2012 Annual Report
1a.Objectives (from AD-416):
1) Define a series of environmental and biological parameters that contribute most effectively and efficiently to the development of Sclerotinia stem rot in canola, and.
2)Identify appropriate a level of SSR incidence and severity in the field to effectively measure differences in resistant genetics and cultural management strategies for reducing losses in canola from Sclerotinia stem rot.
1b.Approach (from AD-416):
We will conduct a series of field studies on canola to reach our objectives. Our studies will define the environmental, microclimatic, and biological conditions that are needed to create the levels of disease infection that can be obtained with sclerotia and ascospores. Sclerotia are readily obtained from seed processing facilities that process confection sunflower seed.
Ascospores are produced in vitro and collected for field use. By comparing the infection levels of these two infection mediums in the field under five defined misting and several soil water regimes we will determine which parameters are necessary to effectively establish a Sclerotinia stalk rot epidemic in canola. The environmental conditions will be recorded with a North Dakota Agricultural Weather Network station located at the Langdon Research Extension Center and microclimates will be carefully monitored with Onset leaf wetness sensors placed at three levels within the canopy, soil water measurements and disease assessments. Disease incidence will be quantified by collecting petals and plating on selective media for Sclerotinia sclerotiorum. The petals will be sampled from multiple levels within the canopy during the flowering growth period. The most effective concentration of ascospores for infection will be determined by applying several ascospore concentrations to the canola at different timings with and without supplemental water application that modify the microclimates over the growing season. In addition, the benefit of cultivars with different flowering windows will be compared at multiple planting dates in these environments with buried sclerotia and backpack applied ascospores.
This project was initiated on July 1, 2010, research is ongoing, and the overall objective is to determine critical environmental and biological parameters needed to develop Sclerotinia stem rot in canola.

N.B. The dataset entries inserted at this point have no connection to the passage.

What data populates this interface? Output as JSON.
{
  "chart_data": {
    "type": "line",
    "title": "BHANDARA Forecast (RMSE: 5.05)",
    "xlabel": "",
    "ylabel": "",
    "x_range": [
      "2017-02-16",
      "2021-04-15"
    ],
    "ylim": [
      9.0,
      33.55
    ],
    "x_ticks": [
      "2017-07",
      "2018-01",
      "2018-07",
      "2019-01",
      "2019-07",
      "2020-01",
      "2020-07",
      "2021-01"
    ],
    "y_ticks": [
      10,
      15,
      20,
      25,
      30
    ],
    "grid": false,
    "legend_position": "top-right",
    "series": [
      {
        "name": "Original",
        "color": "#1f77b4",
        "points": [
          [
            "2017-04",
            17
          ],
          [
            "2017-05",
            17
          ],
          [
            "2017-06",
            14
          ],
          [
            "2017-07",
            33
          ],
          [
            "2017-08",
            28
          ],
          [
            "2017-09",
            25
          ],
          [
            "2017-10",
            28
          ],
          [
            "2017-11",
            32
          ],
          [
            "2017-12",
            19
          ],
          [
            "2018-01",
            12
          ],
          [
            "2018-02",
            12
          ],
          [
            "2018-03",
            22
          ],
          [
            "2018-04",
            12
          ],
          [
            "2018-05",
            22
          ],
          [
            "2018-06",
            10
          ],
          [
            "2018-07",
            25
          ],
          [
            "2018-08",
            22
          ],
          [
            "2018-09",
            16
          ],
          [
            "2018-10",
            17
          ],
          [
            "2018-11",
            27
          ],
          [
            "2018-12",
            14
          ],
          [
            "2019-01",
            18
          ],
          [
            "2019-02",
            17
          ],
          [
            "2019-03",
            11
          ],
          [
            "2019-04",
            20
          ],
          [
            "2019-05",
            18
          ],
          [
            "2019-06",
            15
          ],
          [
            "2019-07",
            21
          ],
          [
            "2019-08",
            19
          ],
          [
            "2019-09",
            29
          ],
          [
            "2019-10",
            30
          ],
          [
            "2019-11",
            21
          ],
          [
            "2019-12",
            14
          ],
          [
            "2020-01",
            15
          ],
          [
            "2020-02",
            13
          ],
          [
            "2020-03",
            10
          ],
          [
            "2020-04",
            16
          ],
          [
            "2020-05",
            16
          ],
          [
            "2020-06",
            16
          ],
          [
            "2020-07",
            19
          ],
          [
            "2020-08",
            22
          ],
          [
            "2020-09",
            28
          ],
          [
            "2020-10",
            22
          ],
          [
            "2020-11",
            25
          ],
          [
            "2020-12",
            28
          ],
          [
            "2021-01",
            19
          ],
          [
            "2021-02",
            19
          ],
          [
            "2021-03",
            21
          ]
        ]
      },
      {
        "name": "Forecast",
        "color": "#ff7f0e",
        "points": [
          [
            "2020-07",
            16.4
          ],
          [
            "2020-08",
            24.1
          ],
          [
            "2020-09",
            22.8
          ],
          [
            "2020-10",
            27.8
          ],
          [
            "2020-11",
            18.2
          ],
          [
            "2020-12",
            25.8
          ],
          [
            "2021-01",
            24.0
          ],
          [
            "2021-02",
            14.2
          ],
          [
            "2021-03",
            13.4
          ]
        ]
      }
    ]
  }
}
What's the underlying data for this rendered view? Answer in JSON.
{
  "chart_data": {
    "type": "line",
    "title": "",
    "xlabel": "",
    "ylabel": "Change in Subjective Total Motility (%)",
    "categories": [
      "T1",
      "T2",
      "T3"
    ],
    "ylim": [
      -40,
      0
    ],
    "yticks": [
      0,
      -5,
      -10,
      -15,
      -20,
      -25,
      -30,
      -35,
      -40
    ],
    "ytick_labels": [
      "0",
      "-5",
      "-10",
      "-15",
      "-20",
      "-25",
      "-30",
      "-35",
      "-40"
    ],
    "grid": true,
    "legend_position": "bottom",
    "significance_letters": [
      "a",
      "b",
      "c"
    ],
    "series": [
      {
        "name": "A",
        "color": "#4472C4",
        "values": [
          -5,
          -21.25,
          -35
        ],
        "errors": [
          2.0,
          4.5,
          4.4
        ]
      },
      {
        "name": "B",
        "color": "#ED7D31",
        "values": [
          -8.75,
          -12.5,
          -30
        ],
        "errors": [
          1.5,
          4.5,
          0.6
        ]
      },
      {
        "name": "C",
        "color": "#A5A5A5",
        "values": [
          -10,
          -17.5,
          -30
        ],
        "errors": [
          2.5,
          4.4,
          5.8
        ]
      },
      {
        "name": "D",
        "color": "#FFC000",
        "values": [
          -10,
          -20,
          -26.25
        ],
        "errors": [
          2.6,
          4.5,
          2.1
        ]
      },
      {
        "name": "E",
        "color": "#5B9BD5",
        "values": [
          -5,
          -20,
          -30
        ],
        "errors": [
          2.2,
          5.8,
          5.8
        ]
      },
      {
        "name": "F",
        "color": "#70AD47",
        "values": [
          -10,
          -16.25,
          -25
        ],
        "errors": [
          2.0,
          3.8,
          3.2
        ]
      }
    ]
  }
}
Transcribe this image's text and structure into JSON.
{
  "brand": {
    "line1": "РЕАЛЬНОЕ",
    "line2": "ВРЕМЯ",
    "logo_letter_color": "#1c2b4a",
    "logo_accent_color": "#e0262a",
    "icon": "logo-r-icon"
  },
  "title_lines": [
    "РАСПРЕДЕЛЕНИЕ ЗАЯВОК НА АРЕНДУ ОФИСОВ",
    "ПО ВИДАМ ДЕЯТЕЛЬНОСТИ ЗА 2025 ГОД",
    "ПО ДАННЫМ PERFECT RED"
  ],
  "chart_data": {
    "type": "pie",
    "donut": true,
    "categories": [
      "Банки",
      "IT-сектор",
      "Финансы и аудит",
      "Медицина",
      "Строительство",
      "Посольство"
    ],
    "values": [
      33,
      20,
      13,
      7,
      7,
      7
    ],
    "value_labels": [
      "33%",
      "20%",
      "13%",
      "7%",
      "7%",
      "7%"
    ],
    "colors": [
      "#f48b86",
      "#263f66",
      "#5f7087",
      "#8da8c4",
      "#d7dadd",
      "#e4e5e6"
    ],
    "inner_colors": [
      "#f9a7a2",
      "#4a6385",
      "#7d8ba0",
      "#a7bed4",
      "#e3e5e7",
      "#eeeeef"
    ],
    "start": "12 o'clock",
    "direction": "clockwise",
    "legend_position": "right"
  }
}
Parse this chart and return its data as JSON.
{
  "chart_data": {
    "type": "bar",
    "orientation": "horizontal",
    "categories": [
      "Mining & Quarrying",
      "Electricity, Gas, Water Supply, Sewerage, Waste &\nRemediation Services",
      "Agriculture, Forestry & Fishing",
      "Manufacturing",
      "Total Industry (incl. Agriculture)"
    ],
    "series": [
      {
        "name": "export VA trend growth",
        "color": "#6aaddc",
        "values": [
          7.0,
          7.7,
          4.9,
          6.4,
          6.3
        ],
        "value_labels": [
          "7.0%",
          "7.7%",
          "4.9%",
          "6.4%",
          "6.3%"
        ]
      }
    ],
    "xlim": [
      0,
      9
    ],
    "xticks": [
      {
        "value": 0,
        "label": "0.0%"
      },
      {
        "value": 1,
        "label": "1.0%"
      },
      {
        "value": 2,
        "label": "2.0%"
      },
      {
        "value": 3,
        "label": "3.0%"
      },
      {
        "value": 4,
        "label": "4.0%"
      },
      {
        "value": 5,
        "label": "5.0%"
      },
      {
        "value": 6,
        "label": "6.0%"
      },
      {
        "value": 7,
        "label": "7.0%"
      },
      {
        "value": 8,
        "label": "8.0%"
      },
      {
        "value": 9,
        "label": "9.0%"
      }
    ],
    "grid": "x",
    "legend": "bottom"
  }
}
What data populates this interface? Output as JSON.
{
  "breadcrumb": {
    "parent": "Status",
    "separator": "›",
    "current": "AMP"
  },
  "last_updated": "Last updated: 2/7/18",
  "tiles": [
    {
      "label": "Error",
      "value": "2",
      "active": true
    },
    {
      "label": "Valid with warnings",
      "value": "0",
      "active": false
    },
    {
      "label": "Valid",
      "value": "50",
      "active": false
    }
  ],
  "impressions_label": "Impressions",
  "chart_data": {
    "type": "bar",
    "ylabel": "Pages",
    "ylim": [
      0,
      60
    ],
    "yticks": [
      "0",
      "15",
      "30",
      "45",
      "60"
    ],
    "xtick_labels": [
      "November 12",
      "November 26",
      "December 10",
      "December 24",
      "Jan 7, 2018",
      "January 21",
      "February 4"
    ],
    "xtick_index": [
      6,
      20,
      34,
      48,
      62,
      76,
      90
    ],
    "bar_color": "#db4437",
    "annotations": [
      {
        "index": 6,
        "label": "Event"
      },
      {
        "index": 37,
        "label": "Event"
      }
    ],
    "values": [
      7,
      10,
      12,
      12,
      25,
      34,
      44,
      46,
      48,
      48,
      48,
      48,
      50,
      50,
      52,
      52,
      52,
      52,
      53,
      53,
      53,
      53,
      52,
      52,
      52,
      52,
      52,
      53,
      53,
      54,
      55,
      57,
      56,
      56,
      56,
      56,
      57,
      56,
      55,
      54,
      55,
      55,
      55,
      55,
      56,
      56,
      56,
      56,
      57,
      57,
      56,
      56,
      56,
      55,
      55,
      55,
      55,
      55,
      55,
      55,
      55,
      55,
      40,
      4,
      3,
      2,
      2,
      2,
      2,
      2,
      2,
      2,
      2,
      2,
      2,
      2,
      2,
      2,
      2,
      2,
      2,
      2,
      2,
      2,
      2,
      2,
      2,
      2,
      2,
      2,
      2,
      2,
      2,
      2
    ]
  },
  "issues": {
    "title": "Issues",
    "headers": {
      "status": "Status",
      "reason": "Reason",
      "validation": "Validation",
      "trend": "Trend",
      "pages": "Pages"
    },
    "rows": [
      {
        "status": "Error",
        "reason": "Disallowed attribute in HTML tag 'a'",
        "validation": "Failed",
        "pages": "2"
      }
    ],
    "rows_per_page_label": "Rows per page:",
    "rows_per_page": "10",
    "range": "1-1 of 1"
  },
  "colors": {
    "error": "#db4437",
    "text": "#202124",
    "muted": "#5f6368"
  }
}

This project has two components, determining factors influencing apothecia formation (carpogenic germination of sclerotia) and the role that the source of inoculum, inoculum concentration and timing of inoculation, as well as moisture play on disease development; both involve field and controlled environment experiments. To date, we evaluated the effect of water imbibition by sclerotia on carpogenic germination by using temperatures that fluctuated between 14 and 18°C; these temperatures represent day and night mean temperatures during the flowering stage of canola in North Dakota. Results of these studies indicated that sclerotia can reach full hydration even if the soil is kept at 25% of its water saturation capacity; further, the highest carpogenic germination was observed on sclerotia that were fully hydrated. Reduced levels of carpogenic germination were observed on sclerotia that were allowed to hydrated to -80% of its capacity, but no germination was observed when sclerotia were kept at 50% of its hydration capacity. Studies to characterize the effect of water temperature on the ability of sclerotia to hydrate were conducted in the winter of 2010-11. While colder temperatures reduced the rate of water absorption, they did not keep sclerotia from reaching full hydration. A manuscript titled "Effect of sclerotial water content on carpogenic germination of Sclerotinia sclerotiorum" was completed and is currently “in press” in Plant Disease. A laboratory study comparing the effect of three different conditioning methods on carpogenic germination of sclerotiacontinues and preliminary results indicate that alternating eight 24 hour cycles of freeze and thaw induces germination of sclerotia better than four cycles.